Title: Probability Theory and You
Post by: amacris on June 23, 2020, 12:48:56 AM
Quote from: Libramarian;1129857I'm not sure on what world the average man can bench press 345lb, but it's not Earth! A typical man can't bench press 185lb without strength training.

Larratt in that video mentions it's his first time bench pressing in many years. A 255lb bench with years of detraining is very impressive. He would have no trouble benching 315+ with focused training. He's an 18 Strength in D&D-land.

Bjornsson's enormous strength is well beyond an 18, but his size is only possible with huge dosages of anabolic steroids, and probably exogenous insulin as well. There no humans in D&D-land as big as him. He's a good model for a 19 Str Ogre, I guess.

Edit: I see where you made the mistake - the 30 x Strength rule applies to lifting things off the ground using your entire body, i.e. a deadlift, not a bench press. Men typically can deadlift twice as much as they bench press. Bjornsson recently deadlifted 1104lb.

Since D&D stats are rolled on a bell curve, I have always interpreted an 18 to represent someone who is in the top 1 out of 216 people. That's about three standard deviations above the mean.
18 Strength is the strongest kid in your high school class.
18 Dexterity is the best soccer player in your high school class.
18 Intelligence is the valedictorian of your high school class.
18 Charisma is the most popular girl in your high school.
18 Wisdom is ... I'm not gonna touch that one

For this reason I tend to think that gamers underestimate how many 18s a heroic character could have. There are plenty of people we all are familiar with who have multiple 18s, and it's not unrealistic at all, especially because in real life high stats tend to correlate with each other.

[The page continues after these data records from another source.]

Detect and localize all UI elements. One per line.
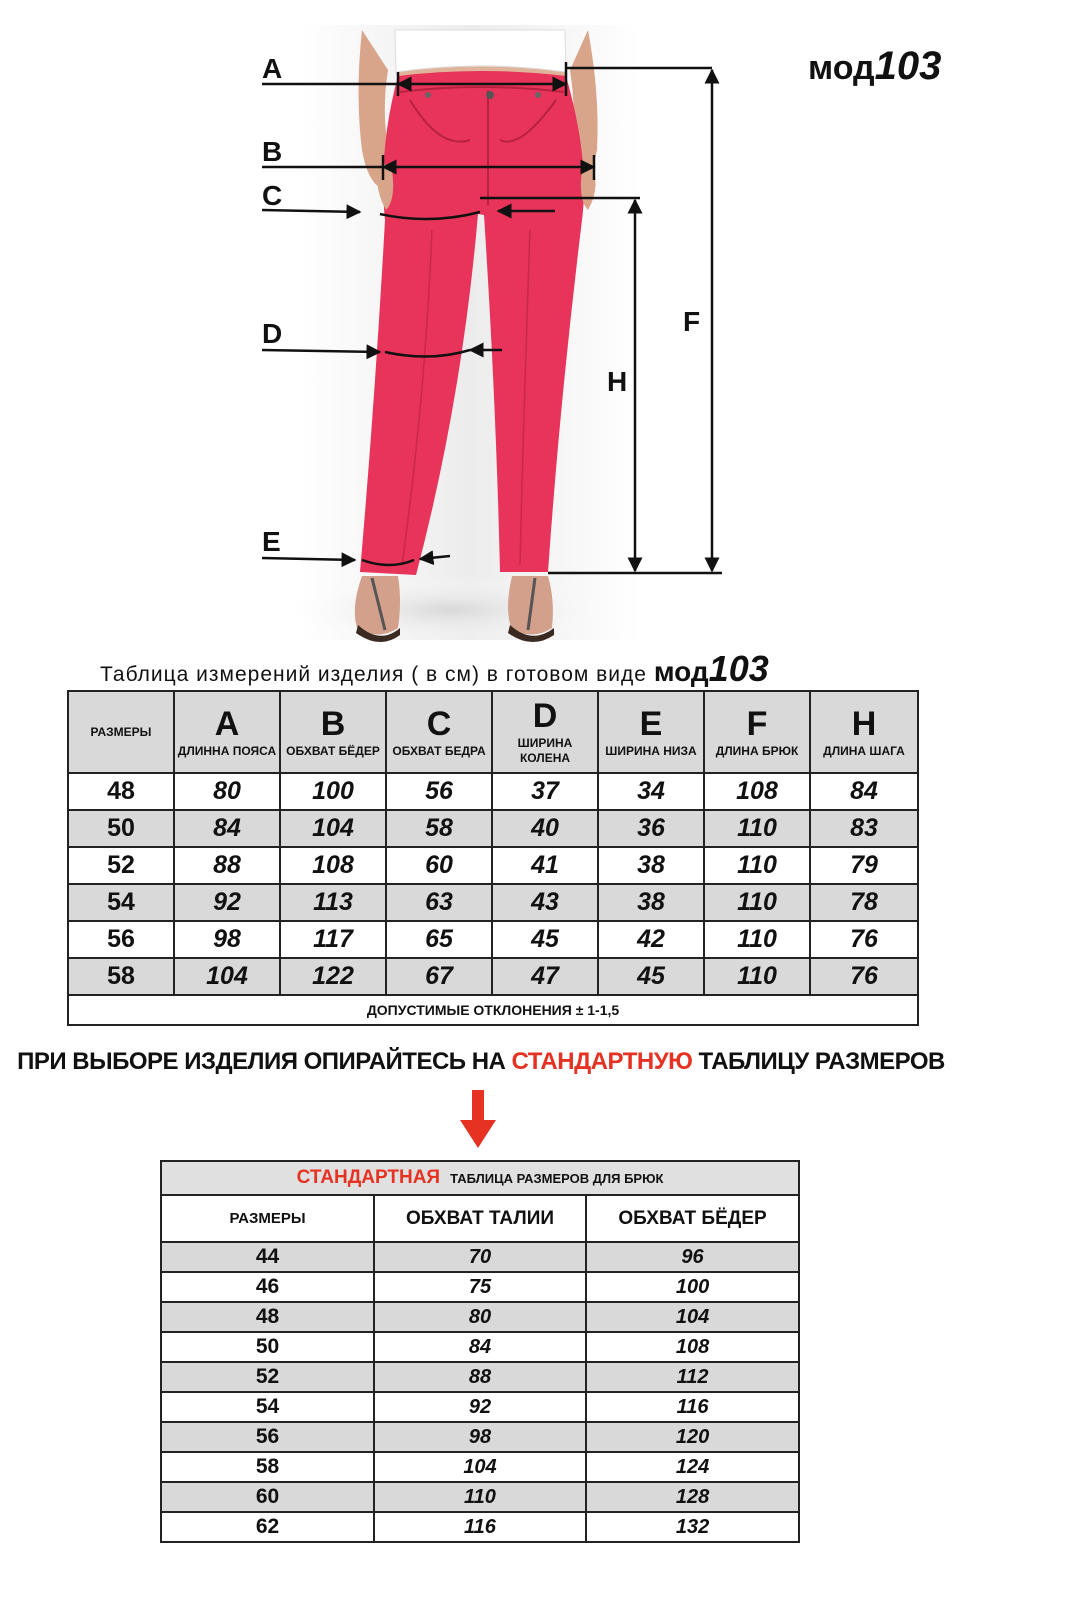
header-sizes: РАЗМЕРЫ [161, 1195, 374, 1242]
table-cell: 88 [174, 847, 280, 884]
table-cell: 52 [161, 1362, 374, 1392]
model-number: 103 [874, 44, 942, 88]
table-cell: 45 [492, 921, 598, 958]
floor-shadow [280, 575, 620, 645]
measurements-title [100, 648, 920, 690]
table-cell: 92 [174, 884, 280, 921]
header-col-c [386, 691, 492, 773]
measurements-header-row [68, 691, 918, 773]
table-cell: 110 [704, 921, 810, 958]
table-cell: 132 [586, 1512, 799, 1542]
table-cell: 80 [174, 773, 280, 810]
header-label: ШИРИНА НИЗА [605, 743, 697, 758]
table-cell: 116 [374, 1512, 586, 1542]
header-label: ДЛИНА ШАГА [823, 743, 905, 758]
table-row [161, 1302, 799, 1332]
table-cell: 48 [161, 1302, 374, 1332]
notice-text-before: ПРИ ВЫБОРЕ ИЗДЕЛИЯ ОПИРАЙТЕСЬ НА [17, 1048, 512, 1075]
table-row [68, 958, 918, 995]
standard-size-table [160, 1160, 800, 1543]
header-label: ДЛИННА ПОЯСА [177, 743, 277, 758]
label-b: B [262, 136, 283, 167]
table-row [68, 773, 918, 810]
table-cell: 84 [810, 773, 918, 810]
table-row [161, 1242, 799, 1272]
measurements-title-model-number: 103 [708, 648, 769, 689]
table-cell: 76 [810, 921, 918, 958]
header-label: ДЛИНА БРЮК [715, 743, 799, 758]
table-cell: 122 [280, 958, 386, 995]
header-label: ШИРИНА КОЛЕНА [517, 736, 573, 765]
table-cell: 83 [810, 810, 918, 847]
table-cell: 78 [810, 884, 918, 921]
table-row [68, 884, 918, 921]
table-cell: 48 [68, 773, 174, 810]
table-cell: 113 [280, 884, 386, 921]
table-cell: 52 [68, 847, 174, 884]
table-cell: 110 [704, 884, 810, 921]
table-cell: 60 [161, 1482, 374, 1512]
table-cell: 38 [598, 884, 704, 921]
header-label: ОБХВАТ БЁДЕР [286, 743, 380, 758]
table-row [161, 1482, 799, 1512]
table-cell: 45 [598, 958, 704, 995]
table-cell: 42 [598, 921, 704, 958]
table-cell: 104 [280, 810, 386, 847]
tolerance-note: ДОПУСТИМЫЕ ОТКЛОНЕНИЯ ± 1-1,5 [68, 995, 918, 1025]
standard-title-rest: ТАБЛИЦА РАЗМЕРОВ ДЛЯ БРЮК [450, 1171, 664, 1186]
table-cell: 92 [374, 1392, 586, 1422]
table-row [161, 1422, 799, 1452]
table-cell: 88 [374, 1362, 586, 1392]
header-label: ОБХВАТ БЕДРА [392, 743, 486, 758]
table-cell: 40 [492, 810, 598, 847]
header-letter: D [532, 697, 558, 735]
table-cell: 65 [386, 921, 492, 958]
standard-table-notice [0, 1048, 962, 1076]
table-cell: 58 [68, 958, 174, 995]
table-cell: 63 [386, 884, 492, 921]
table-cell: 100 [586, 1272, 799, 1302]
measurements-title-text: Таблица измерений изделия ( в см) в готовом виде [100, 663, 647, 686]
table-cell: 100 [280, 773, 386, 810]
table-cell: 79 [810, 847, 918, 884]
table-cell: 36 [598, 810, 704, 847]
table-cell: 60 [386, 847, 492, 884]
table-cell: 128 [586, 1482, 799, 1512]
header-col-f [704, 691, 810, 773]
table-cell: 98 [374, 1422, 586, 1452]
header-waist: ОБХВАТ ТАЛИИ [374, 1195, 586, 1242]
button [486, 91, 494, 99]
header-col-d [492, 691, 598, 773]
standard-title [161, 1161, 799, 1195]
standard-header-row [161, 1195, 799, 1242]
table-cell: 84 [174, 810, 280, 847]
header-col-b [280, 691, 386, 773]
table-row [161, 1362, 799, 1392]
table-cell: 44 [161, 1242, 374, 1272]
pants-illustration [0, 0, 1066, 650]
table-cell: 38 [598, 847, 704, 884]
table-cell: 120 [586, 1422, 799, 1452]
header-letter: B [320, 704, 346, 743]
arrow-down-icon [458, 1090, 498, 1150]
notice-text-after: ТАБЛИЦУ РАЗМЕРОВ [692, 1048, 945, 1075]
table-cell: 41 [492, 847, 598, 884]
table-cell: 46 [161, 1272, 374, 1302]
table-cell: 58 [161, 1452, 374, 1482]
table-cell: 110 [704, 958, 810, 995]
table-cell: 34 [598, 773, 704, 810]
table-cell: 84 [374, 1332, 586, 1362]
table-cell: 112 [586, 1362, 799, 1392]
table-cell: 104 [586, 1302, 799, 1332]
measurements-table [67, 690, 919, 1026]
label-e: E [262, 526, 281, 557]
table-cell: 70 [374, 1242, 586, 1272]
table-cell: 62 [161, 1512, 374, 1542]
header-letter: A [214, 704, 240, 743]
label-c: C [262, 180, 283, 211]
label-a: A [262, 53, 283, 84]
table-cell: 110 [704, 810, 810, 847]
table-cell: 98 [174, 921, 280, 958]
header-letter: F [746, 704, 768, 743]
table-cell: 80 [374, 1302, 586, 1332]
table-cell: 116 [586, 1392, 799, 1422]
header-col-h [810, 691, 918, 773]
table-cell: 104 [374, 1452, 586, 1482]
header-col-e [598, 691, 704, 773]
table-row [68, 921, 918, 958]
table-row [161, 1512, 799, 1542]
table-row [68, 810, 918, 847]
table-cell: 96 [586, 1242, 799, 1272]
table-cell: 47 [492, 958, 598, 995]
table-cell: 56 [68, 921, 174, 958]
tolerance-row [68, 995, 918, 1025]
white-top [395, 30, 566, 72]
label-h: H [607, 366, 628, 397]
measurement-diagram [0, 0, 1066, 650]
table-row [68, 847, 918, 884]
table-cell: 117 [280, 921, 386, 958]
label-d: D [262, 318, 283, 349]
header-sizes: РАЗМЕРЫ [68, 691, 174, 773]
table-cell: 67 [386, 958, 492, 995]
notice-highlight: СТАНДАРТНУЮ [511, 1048, 693, 1075]
table-cell: 54 [161, 1392, 374, 1422]
table-cell: 54 [68, 884, 174, 921]
table-cell: 110 [704, 847, 810, 884]
table-cell: 104 [174, 958, 280, 995]
table-cell: 108 [280, 847, 386, 884]
measurements-title-model-prefix: мод [653, 656, 709, 687]
table-row [161, 1452, 799, 1482]
table-row [161, 1332, 799, 1362]
table-cell: 56 [386, 773, 492, 810]
table-cell: 50 [68, 810, 174, 847]
model-prefix: мод [808, 49, 875, 87]
table-row [161, 1272, 799, 1302]
table-cell: 108 [704, 773, 810, 810]
model-tag [808, 44, 941, 89]
table-cell: 124 [586, 1452, 799, 1482]
table-cell: 37 [492, 773, 598, 810]
header-letter: H [851, 704, 877, 743]
table-cell: 58 [386, 810, 492, 847]
table-cell: 75 [374, 1272, 586, 1302]
header-hips: ОБХВАТ БЁДЕР [586, 1195, 799, 1242]
header-letter: E [639, 704, 663, 743]
standard-title-red: СТАНДАРТНАЯ [296, 1167, 441, 1188]
header-letter: C [426, 704, 452, 743]
table-cell: 50 [161, 1332, 374, 1362]
label-f: F [683, 306, 701, 337]
table-cell: 56 [161, 1422, 374, 1452]
table-cell: 43 [492, 884, 598, 921]
header-col-a [174, 691, 280, 773]
standard-title-row [161, 1161, 799, 1195]
table-cell: 110 [374, 1482, 586, 1512]
table-cell: 76 [810, 958, 918, 995]
table-row [161, 1392, 799, 1422]
table-cell: 108 [586, 1332, 799, 1362]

In any case, people like Bjornsson (STR) or Albert Einstein (INT) or Kim Kardashian (CHA) are more like five standard deviations beyond the mean and can't really be represented with 3-18. AD&D got closer for Strength when it added 18(00) strength. 18(00) strength would be in 21,600, or about IQ 180.
Title: Probability Theory and You
Post by: Zalman on June 23, 2020, 10:33:59 AM
Quote from: Libramarian;1129857Bjornsson's ... There no humans in D&D-land as big as him.
There aren't really any other humans in Real Life Land as big as him either. :D
Title: Probability Theory and You
Post by: jhkim on June 23, 2020, 09:17:12 PM
Quote from: jhkimI would ask you to think for a bit and picture this in your head. One of the strongest men in the world - an Olympic weight-lifter or the equivalent - has to arm-wrestle a little runt with below-average strength. He loses the first match, and he says "Can we do 2 out of 3? That would be more fair." He then goes on to win.

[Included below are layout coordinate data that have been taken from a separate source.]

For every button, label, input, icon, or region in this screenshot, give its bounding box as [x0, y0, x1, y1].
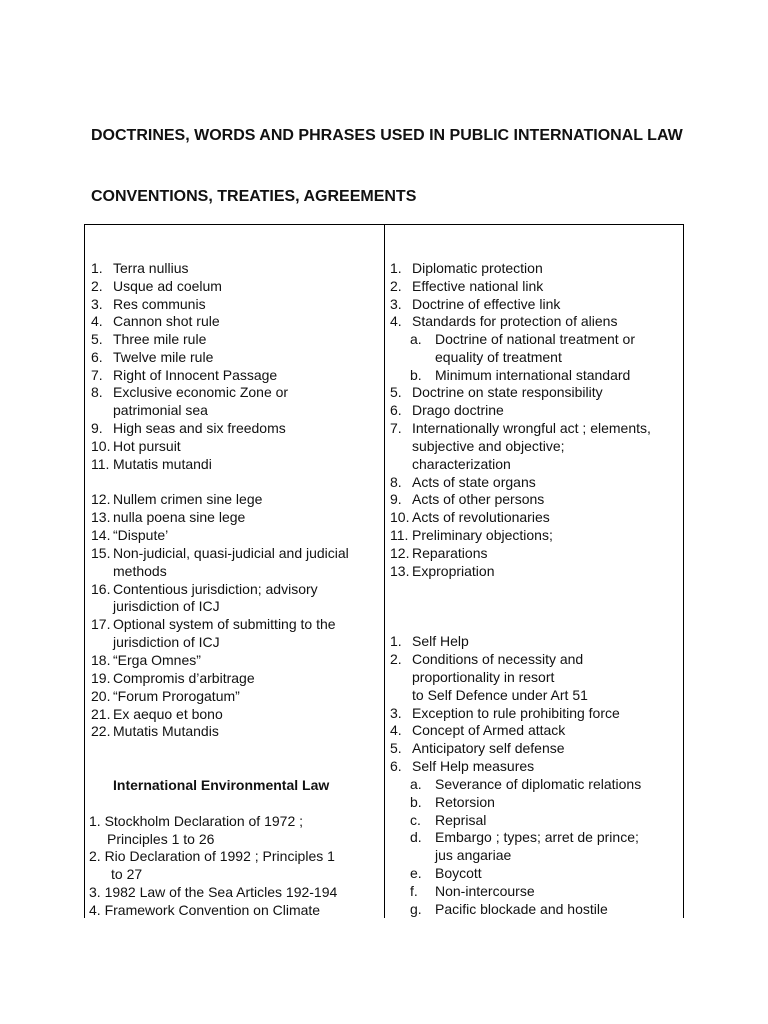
list-item: 2. Rio Declaration of 1992 ; Principles 1	[89, 848, 335, 864]
list-item: 3. 1982 Law of the Sea Articles 192-194	[89, 884, 338, 900]
list-item: 1. Stockholm Declaration of 1972 ;	[89, 813, 304, 829]
list-item: 4. Framework Convention on Climate	[89, 902, 321, 918]
document-subtitle: CONVENTIONS, TREATIES, AGREEMENTS	[91, 188, 417, 205]
document-title: DOCTRINES, WORDS AND PHRASES USED IN PUBLIC INTERNATIONAL LAW	[91, 127, 683, 144]
list-item: Principles 1 to 26	[107, 831, 215, 847]
column-divider	[384, 224, 385, 918]
env-law-heading: International Environmental Law	[113, 777, 330, 793]
list-item: to 27	[111, 866, 143, 882]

That is a result utterly divorced from reality. If I saw it in a movie, I would think it was intentional parody or something. There is simply no way it would happen.

The reason why arm wrestling contests end up in 3-2 victories is because the contestants are very closely matched due to ranking. The same is true of most other tournaments -- whether physical or mental. The way to get tense games is by carefully ranking who is testing against who. The top champion will almost always beat someone in the middle of the rankings. But someone in the middle of the rankings is still really good, and will almost always beat a beginner. That's true in chess, arm-wrestling, and many other contests.
Quote from: amacris;1135770In designing my logarithmic superhero game Ascendant, I looked really closely at real-world variance in outcomes - for instance, one of the things I simulated in the game was bowling by professional bowlers, and another was random chess matches of people with different chess scores. The research for Ascendant says "jhkim is 100% right". The difference between peak performance and sub-par performance is far more profound than a typical D20 game would have us believe.
Thanks amacris. That's what just Kickstartered in March, right?

https://www.kickstarter.com/projects/autarch/ascendant/description

From a glance at the resolution chart, it looks like the probabilities shift a lot -- so +7 vs +0 is an automatic win. But on the other hand, it's a very compressed scale where each step is x2. Any comments on how that revelation affected how you designed your chart?